Il n’y a pas de chute d’impact prouvée :
La meilleure hypothèse pour expliquer l’origine de cette régression* est un arrêt de
l’expansion océanique pendant environ 20Ma au cours du Permien.
- Les systèmes d’expansion océanique paléozoïque et mésozoïque sont séparés par une sorte de "temps mort"
dans l’activité mantellique.
- L'effondrement du plancher océanique induit un tecto-eustatisme* négatif.
- Les calculs géophysiques montrent qu’un arrêt de l’expansion donc de l’activité des dorsales,
pendant 10Ma entraîne une augmentation de 6% du volume des bassins océaniques.
L'augmentation de la surface des continents va produire des modifications climatiques, l'érosion et l'oxydation du carbone et l'élévation du CO2. Il y a disparition des nombreux groupes benthiques* néritiques* et chute de la biomasse*.
La fin de la formation de la Pangée* donne un super-continent, dont la surface est accrue par la grande régression. Lorsque les continents se réunissent, il a perte de l'habitat des plateaux continentaux.
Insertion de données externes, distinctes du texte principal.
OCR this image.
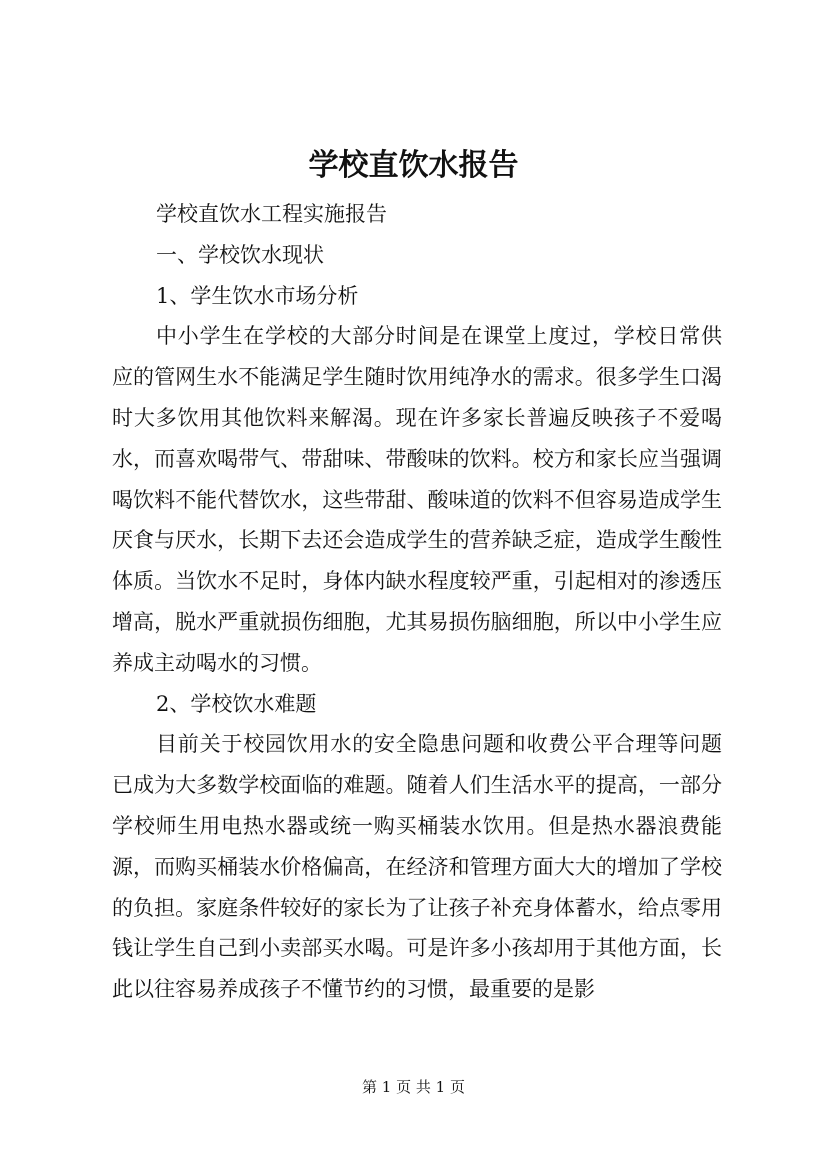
学校直饮水报告

学校直饮水工程实施报告

一、学校饮水现状

1、学生饮水市场分析

中小学生在学校的大部分时间是在课堂上度过，学校日常供应的管网生水不能满足学生随时饮用纯净水的需求。很多学生口渴时大多饮用其他饮料来解渴。现在许多家长普遍反映孩子不爱喝水，而喜欢喝带气、带甜味、带酸味的饮料。校方和家长应当强调喝饮料不能代替饮水，这些带甜、酸味道的饮料不但容易造成学生厌食与厌水，长期下去还会造成学生的营养缺乏症，造成学生酸性体质。当饮水不足时，身体内缺水程度较严重，引起相对的渗透压增高，脱水严重就损伤细胞，尤其易损伤脑细胞，所以中小学生应养成主动喝水的习惯。

2、学校饮水难题

目前关于校园饮用水的安全隐患问题和收费公平合理等问题已成为大多数学校面临的难题。随着人们生活水平的提高，一部分学校师生用电热水器或统一购买桶装水饮用。但是热水器浪费能源，而购买桶装水价格偏高，在经济和管理方面大大的增加了学校的负担。家庭条件较好的家长为了让孩子补充身体蓄水，给点零用钱让学生自己到小卖部买水喝。可是许多小孩却用于其他方面，长此以往容易养成孩子不懂节约的习惯，最重要的是影

第 1 页 共 1 页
Cette continentalisation entraîne la dégradation climatique par suppression de l’effet tampon des océans. Des températures élevées, des alternances saisonnières marquées et des tempêtes fortes marquent le climat de la fin du Permien. La Pangée* migre vers le Nord de 15° de latitude du Permien au Trias. Ceci va accentuer l’augmentation de température sur une grande partie du super-continent.
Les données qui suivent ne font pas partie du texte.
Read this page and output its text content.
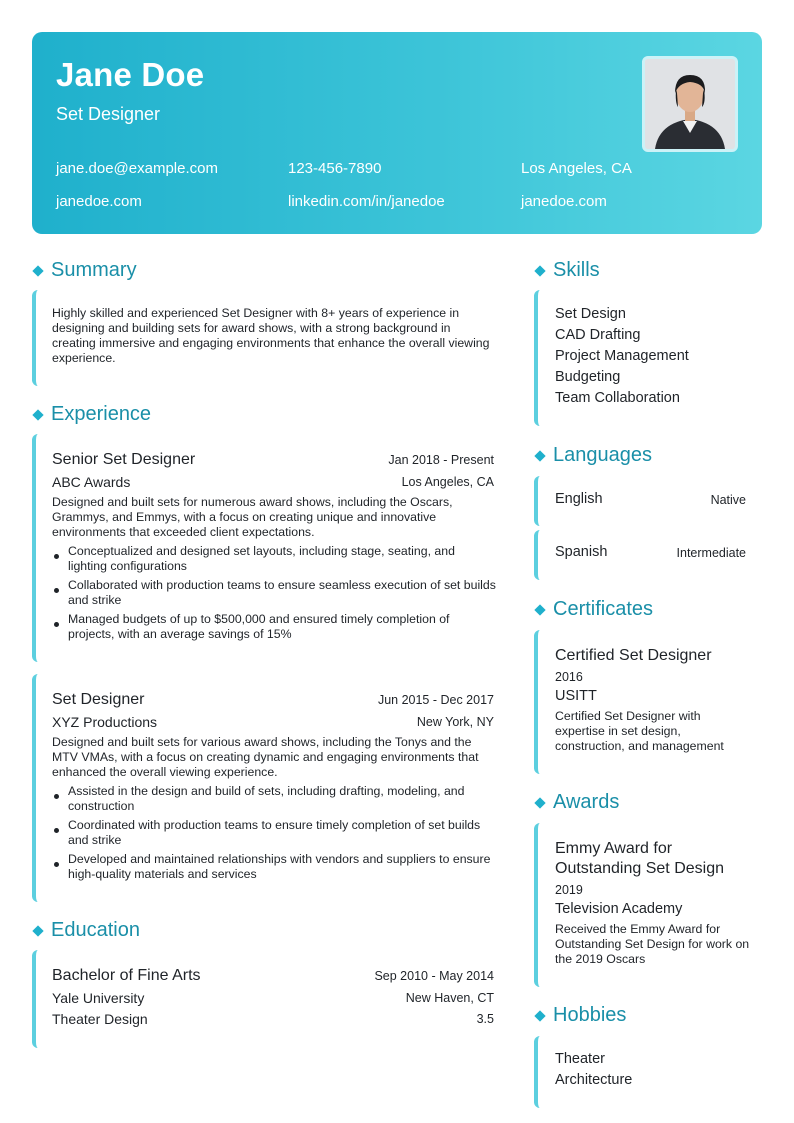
Jane Doe
Set Designer
jane.doe@example.com	123-456-7890	Los Angeles, CA
janedoe.com	linkedin.com/in/janedoe	janedoe.com
Summary
Highly skilled and experienced Set Designer with 8+ years of experience in designing and building sets for award shows, with a strong background in creating immersive and engaging environments that enhance the overall viewing experience.
Experience
Senior Set Designer	Jan 2018 - Present
ABC Awards	Los Angeles, CA
Designed and built sets for numerous award shows, including the Oscars, Grammys, and Emmys, with a focus on creating unique and innovative environments that exceeded client expectations.
Conceptualized and designed set layouts, including stage, seating, and lighting configurations
Collaborated with production teams to ensure seamless execution of set builds and strike
Managed budgets of up to $500,000 and ensured timely completion of projects, with an average savings of 15%
Set Designer	Jun 2015 - Dec 2017
XYZ Productions	New York, NY
Designed and built sets for various award shows, including the Tonys and the MTV VMAs, with a focus on creating dynamic and engaging environments that enhanced the overall viewing experience.
Assisted in the design and build of sets, including drafting, modeling, and construction
Coordinated with production teams to ensure timely completion of set builds and strike
Developed and maintained relationships with vendors and suppliers to ensure high-quality materials and services
Education
Bachelor of Fine Arts	Sep 2010 - May 2014
Yale University	New Haven, CT
Theater Design	3.5
Skills
Set Design
CAD Drafting
Project Management
Budgeting
Team Collaboration
Languages
English	Native
Spanish	Intermediate
Certificates
Certified Set Designer
2016
USITT
Certified Set Designer with expertise in set design, construction, and management
Awards
Emmy Award for Outstanding Set Design
2019
Television Academy
Received the Emmy Award for Outstanding Set Design for work on the 2019 Oscars
Hobbies
Theater
Architecture
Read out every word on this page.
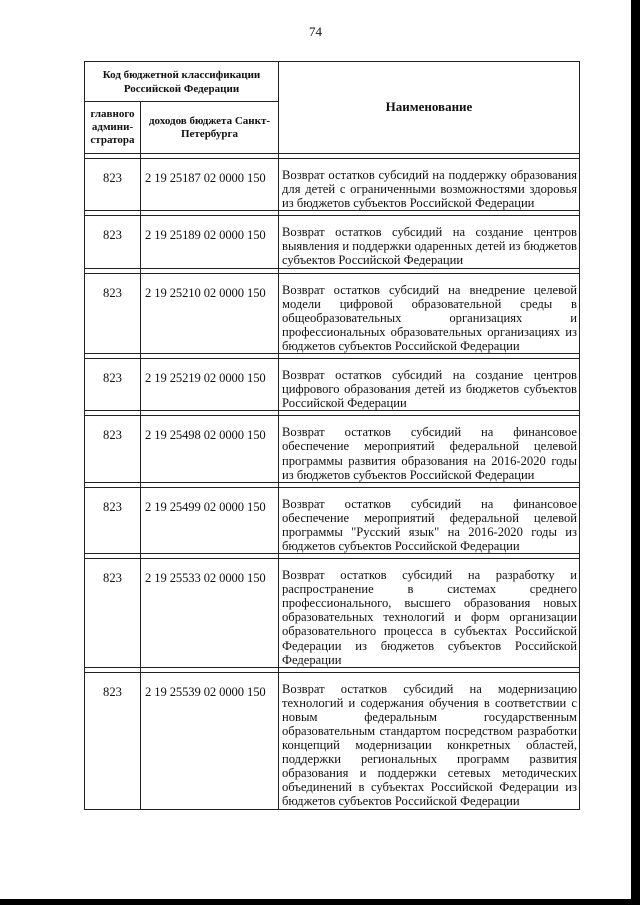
74
Код бюджетной классификации Российской Федерации		Наименование
главного админи-стратора	доходов бюджета Санкт-Петербурга	

823	2 19 25187 02 0000 150	Возврат остатков субсидий на поддержку образования для детей с ограниченными возможностями здоровья из бюджетов субъектов Российской Федерации

823	2 19 25189 02 0000 150	Возврат остатков субсидий на создание центров выявления и поддержки одаренных детей из бюджетов субъектов Российской Федерации

823	2 19 25210 02 0000 150	Возврат остатков субсидий на внедрение целевой модели цифровой образовательной среды в общеобразовательных организациях и профессиональных образовательных организациях из бюджетов субъектов Российской Федерации

823	2 19 25219 02 0000 150	Возврат остатков субсидий на создание центров цифрового образования детей из бюджетов субъектов Российской Федерации

823	2 19 25498 02 0000 150	Возврат остатков субсидий на финансовое обеспечение мероприятий федеральной целевой программы развития образования на 2016-2020 годы из бюджетов субъектов Российской Федерации

823	2 19 25499 02 0000 150	Возврат остатков субсидий на финансовое обеспечение мероприятий федеральной целевой программы "Русский язык" на 2016-2020 годы из бюджетов субъектов Российской Федерации

823	2 19 25533 02 0000 150	Возврат остатков субсидий на разработку и распространение в системах среднего профессионального, высшего образования новых образовательных технологий и форм организации образовательного процесса в субъектах Российской Федерации из бюджетов субъектов Российской Федерации

823	2 19 25539 02 0000 150	Возврат остатков субсидий на модернизацию технологий и содержания обучения в соответствии с новым федеральным государственным образовательным стандартом посредством разработки концепций модернизации конкретных областей, поддержки региональных программ развития образования и поддержки сетевых методических объединений в субъектах Российской Федерации из бюджетов субъектов Российской Федерации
Entre le Carbonifère moyen et le Trias supérieur, le climat va changer du tout au tout. Un climat avec glaciation va laisser place à un climat aride sans glaciation ni gradient latitudinal.
Dans l’hémisphère Nord, les argilites et charbons du Carbonifère supérieur – Permien inférieur sont remplacés par les séries détritiques rouges de type semi-aride. Dans le Sud de l'Oural, par exemple, le Permien supérieur et le Trias sont représentés par des milliers de mètres de sédiments rouges.
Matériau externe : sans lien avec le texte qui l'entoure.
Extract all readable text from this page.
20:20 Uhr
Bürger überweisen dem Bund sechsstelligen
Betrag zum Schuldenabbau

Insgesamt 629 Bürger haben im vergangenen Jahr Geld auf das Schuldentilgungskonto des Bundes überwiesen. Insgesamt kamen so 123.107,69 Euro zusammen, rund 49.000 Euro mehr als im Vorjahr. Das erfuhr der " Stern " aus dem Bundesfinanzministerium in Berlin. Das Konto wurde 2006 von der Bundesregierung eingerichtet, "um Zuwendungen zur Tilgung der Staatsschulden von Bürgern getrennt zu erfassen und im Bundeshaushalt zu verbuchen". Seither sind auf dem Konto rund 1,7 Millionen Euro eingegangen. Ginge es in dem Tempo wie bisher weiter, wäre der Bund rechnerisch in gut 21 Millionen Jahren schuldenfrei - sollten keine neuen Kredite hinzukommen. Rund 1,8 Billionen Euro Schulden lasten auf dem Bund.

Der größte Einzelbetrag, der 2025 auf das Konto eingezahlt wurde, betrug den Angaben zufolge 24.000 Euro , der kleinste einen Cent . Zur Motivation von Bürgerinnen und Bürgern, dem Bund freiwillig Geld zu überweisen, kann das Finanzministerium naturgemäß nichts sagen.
Au sud du Gondwana*, une grande glaciation est à son maximum au Carbonifère supérieur. Au Permien inférieur, la glaciation persiste sous forme de calottes plus modestes et associées à des glaciers d’altitudes. Des dernières traces de glaciation subsistent jusqu’à 7Ma avant la fin du Permien en Australie.
La disparition des glaciers modifie complètement le système de circulation océanique en supprimant
les eaux froides de fond au Trias, avec disparition de la psychrosphère.
L'océan actuel est stratifié en deux couches :
- Une couche supérieure à température variable dite thermosphère*
- Une couche inférieure à température constante 4-6°C dite psychrosphère*
Ces deux couches sont séparées par la thermocline* (200-500m). La hauteur de la thermocline varie en fonction de
la latitude (elle remonte vers les hautes latitudes) et les saisons (elle remonte en hiver).
La psychrosphère* est alimentée en eaux froides par les calottes glaciaires. La psychrosphère
n'a pas toujours existé au cours des temps géologiques, puisque directement liée aux glaciations.
On parle de paléopsychrosphère* pour les périodes anté-Jurassique. La paléopsychrosphère* a fonctionné deux fois avant l'actuel.
La première, à l'Ordovicien et la seconde au cours du Carbonifère – Permien.
La psychrosphère* actuelle débute au cours du Tertiaire inférieur.
Les dernières faunes paléopsychrosphériques reconnues sont de l’extrême base du Trias moyen.
Les ostracodes sont d'excellents marqueurs de l'existence de la psychrosphère*.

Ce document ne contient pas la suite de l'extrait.